将训练过程中训练集与验证集的准确率变化情况进行可视化。

# 可视化观察训练集与验证集的指标变化情况
def plot(runner, fig_name):
    plt.figure(figsize=(10, 5))
    epochs = [i for i in range(len(runner.train_scores))]

    plt.subplot(1, 2, 1)
    plt.plot(epochs, runner.train_loss, color='#e4007f', label="Train loss")
    plt.plot(epochs, runner.dev_loss, color='#f19ec2', linestyle='--', label="Dev loss")
    # 绘制坐标轴和图例
    plt.ylabel("loss", fontsize='large')
    plt.xlabel("epoch", fontsize='large')
    plt.legend(loc='upper right', fontsize='x-large')

    plt.subplot(1, 2, 2)
    plt.plot(epochs, runner.train_scores, color='#e4007f', label="Train accuracy")
    plt.plot(epochs, runner.dev_scores, color='#f19ec2', linestyle='--', label="Dev accuracy")
    # 绘制坐标轴和图例
    plt.ylabel("score", fontsize='large')
    plt.xlabel("epoch", fontsize='large')
    plt.legend(loc='lower right', fontsize='x-large')

    plt.savefig(fig_name)
    plt.show()


plot(runner, 'fw-acc.pdf')

得到以下结果：

4.3.4 性能评价

# 模型评价
runner.load_model("best_model.pdparams")
score, loss = runner.evaluate([X_test, y_test])
print("[Test] score/loss: {:.4f}/{:.4f}".format(score, loss))

得到以下结果：

[Test] score/loss: 0.8400/0.3513

4.3.1 利用预定义算子重新实现前馈神经网络

2. 增加一个3个神经元的隐藏层，再次实现二分类，并与1做对比。（必做）

改变网络形状也需要改一下模型，如下：

class Model_MLP_L2_V2(nn.Module):
    def __init__(self, input_size, hidden_size,hidden_size2, output_size):
        super(Model_MLP_L2_V2, self).__init__()
        self.fc1 = nn.Linear(input_size, hidden_size)
        normal_(self.fc1.weight, mean=0., std=1.)
        constant_(self.fc1.bias, val=0.0)

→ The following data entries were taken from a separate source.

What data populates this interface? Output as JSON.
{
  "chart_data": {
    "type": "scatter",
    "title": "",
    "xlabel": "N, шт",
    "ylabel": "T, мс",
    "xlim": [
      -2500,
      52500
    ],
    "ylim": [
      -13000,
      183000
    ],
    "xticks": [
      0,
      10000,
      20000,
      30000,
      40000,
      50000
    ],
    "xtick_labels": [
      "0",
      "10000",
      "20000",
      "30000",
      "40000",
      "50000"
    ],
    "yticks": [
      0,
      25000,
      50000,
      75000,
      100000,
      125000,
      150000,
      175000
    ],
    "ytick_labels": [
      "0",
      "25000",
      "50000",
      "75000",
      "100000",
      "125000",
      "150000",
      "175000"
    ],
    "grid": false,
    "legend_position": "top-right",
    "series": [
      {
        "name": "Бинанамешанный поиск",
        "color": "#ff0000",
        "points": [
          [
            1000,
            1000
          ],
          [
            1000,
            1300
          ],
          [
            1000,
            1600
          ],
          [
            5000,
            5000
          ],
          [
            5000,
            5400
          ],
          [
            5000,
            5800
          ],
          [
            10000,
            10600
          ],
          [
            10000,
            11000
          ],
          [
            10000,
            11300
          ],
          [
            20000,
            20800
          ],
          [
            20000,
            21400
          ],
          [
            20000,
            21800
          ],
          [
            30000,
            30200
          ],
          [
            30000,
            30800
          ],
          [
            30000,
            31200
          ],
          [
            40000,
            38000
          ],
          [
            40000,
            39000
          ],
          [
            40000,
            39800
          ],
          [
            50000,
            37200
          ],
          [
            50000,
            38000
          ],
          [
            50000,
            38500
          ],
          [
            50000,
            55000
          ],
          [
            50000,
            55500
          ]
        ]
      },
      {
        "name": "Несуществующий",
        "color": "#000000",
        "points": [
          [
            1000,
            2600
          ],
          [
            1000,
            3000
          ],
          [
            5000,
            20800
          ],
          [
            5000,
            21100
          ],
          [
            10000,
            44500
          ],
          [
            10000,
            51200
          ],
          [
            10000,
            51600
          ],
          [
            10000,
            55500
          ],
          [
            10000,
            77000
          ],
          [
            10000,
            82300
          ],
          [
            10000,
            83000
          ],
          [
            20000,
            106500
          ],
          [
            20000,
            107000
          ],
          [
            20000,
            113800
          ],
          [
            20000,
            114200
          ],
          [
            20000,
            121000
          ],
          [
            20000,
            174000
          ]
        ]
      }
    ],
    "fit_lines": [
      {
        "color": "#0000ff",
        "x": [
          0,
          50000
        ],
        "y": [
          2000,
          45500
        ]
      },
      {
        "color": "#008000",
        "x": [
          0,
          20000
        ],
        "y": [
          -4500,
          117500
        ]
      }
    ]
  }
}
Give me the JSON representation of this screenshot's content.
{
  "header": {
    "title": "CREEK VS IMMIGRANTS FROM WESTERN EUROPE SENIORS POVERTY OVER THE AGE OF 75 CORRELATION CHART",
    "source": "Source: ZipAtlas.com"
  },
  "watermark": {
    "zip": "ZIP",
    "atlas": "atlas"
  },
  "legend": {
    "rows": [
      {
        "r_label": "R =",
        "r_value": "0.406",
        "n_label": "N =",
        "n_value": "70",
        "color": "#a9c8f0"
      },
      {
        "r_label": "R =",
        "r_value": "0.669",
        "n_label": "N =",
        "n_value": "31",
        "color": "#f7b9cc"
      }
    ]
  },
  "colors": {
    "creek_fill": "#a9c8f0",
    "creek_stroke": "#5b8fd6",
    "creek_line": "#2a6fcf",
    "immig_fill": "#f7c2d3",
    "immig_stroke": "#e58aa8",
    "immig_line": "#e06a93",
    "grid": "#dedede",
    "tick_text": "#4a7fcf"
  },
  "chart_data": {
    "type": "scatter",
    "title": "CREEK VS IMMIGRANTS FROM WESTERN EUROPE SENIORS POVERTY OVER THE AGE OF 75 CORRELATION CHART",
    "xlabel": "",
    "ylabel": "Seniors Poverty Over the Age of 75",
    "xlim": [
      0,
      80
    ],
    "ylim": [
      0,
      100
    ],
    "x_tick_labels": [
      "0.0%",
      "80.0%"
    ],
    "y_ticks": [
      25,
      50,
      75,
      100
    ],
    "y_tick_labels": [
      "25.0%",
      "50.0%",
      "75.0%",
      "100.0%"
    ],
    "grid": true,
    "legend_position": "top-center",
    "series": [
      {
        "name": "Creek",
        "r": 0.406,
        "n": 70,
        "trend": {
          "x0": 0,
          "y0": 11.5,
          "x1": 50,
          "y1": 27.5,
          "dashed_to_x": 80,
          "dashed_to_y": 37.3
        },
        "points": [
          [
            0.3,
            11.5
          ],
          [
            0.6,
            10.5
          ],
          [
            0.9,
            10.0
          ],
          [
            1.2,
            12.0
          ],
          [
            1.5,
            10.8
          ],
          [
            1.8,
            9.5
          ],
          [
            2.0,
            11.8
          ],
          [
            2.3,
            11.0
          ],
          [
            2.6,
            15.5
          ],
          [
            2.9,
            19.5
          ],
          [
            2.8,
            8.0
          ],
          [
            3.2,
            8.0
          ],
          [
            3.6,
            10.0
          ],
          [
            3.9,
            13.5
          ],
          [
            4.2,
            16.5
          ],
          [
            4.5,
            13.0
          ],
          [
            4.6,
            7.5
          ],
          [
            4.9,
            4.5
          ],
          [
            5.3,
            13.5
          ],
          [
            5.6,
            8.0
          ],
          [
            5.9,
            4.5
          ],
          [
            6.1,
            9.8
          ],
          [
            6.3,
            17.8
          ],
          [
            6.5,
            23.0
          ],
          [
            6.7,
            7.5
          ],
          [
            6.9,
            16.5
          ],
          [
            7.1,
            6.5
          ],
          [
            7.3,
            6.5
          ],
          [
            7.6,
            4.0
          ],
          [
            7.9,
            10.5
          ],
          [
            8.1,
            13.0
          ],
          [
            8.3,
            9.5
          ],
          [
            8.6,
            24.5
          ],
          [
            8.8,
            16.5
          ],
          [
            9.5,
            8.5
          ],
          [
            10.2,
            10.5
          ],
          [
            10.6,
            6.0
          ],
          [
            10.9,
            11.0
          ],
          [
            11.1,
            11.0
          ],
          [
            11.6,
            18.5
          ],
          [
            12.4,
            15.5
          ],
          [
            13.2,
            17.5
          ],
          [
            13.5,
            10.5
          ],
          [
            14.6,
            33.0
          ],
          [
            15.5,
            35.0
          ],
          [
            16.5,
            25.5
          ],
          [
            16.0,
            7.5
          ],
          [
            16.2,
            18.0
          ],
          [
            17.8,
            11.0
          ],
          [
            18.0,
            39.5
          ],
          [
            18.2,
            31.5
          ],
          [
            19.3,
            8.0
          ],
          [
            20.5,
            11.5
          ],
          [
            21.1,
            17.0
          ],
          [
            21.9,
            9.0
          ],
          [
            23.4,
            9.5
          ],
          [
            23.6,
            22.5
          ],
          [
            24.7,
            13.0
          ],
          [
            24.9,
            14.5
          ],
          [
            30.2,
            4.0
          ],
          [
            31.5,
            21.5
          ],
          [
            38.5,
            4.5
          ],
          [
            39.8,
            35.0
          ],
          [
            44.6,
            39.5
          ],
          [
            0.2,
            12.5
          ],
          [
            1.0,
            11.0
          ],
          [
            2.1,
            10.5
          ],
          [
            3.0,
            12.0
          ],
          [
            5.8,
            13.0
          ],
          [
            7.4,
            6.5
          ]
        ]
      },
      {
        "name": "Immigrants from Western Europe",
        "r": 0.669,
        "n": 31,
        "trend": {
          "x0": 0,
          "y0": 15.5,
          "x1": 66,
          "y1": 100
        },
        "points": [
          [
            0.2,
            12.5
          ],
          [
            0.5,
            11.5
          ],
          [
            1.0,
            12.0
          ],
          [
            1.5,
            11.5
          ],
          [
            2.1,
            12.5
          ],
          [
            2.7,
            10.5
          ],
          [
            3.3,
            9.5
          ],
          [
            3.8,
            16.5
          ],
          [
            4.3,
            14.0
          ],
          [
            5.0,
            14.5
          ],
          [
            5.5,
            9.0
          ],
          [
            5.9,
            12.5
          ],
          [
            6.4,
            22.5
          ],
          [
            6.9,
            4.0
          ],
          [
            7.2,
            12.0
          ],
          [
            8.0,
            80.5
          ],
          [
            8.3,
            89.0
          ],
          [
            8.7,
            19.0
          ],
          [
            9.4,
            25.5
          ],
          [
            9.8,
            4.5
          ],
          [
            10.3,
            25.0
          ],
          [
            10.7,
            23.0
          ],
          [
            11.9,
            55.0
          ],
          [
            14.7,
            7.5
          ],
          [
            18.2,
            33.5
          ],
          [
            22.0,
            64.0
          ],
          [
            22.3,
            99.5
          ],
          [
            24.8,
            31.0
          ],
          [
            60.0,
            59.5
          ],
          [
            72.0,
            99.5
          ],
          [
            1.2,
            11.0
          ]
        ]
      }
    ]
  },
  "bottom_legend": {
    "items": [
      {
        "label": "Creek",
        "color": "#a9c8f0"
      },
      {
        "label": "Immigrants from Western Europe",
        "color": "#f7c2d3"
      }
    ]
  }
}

        self.fc2 = nn.Linear(hidden_size, output_size)
        normal_(self.fc2.weight, mean=0., std=1.)
        constant_(self.fc2.bias, val=0.0)

        self.fc3 = nn.Linear(hidden_size2, output_size)
        normal_(self.fc3.weight, mean=0., std=1.)
        constant_(self.fc3.bias, val=0.0)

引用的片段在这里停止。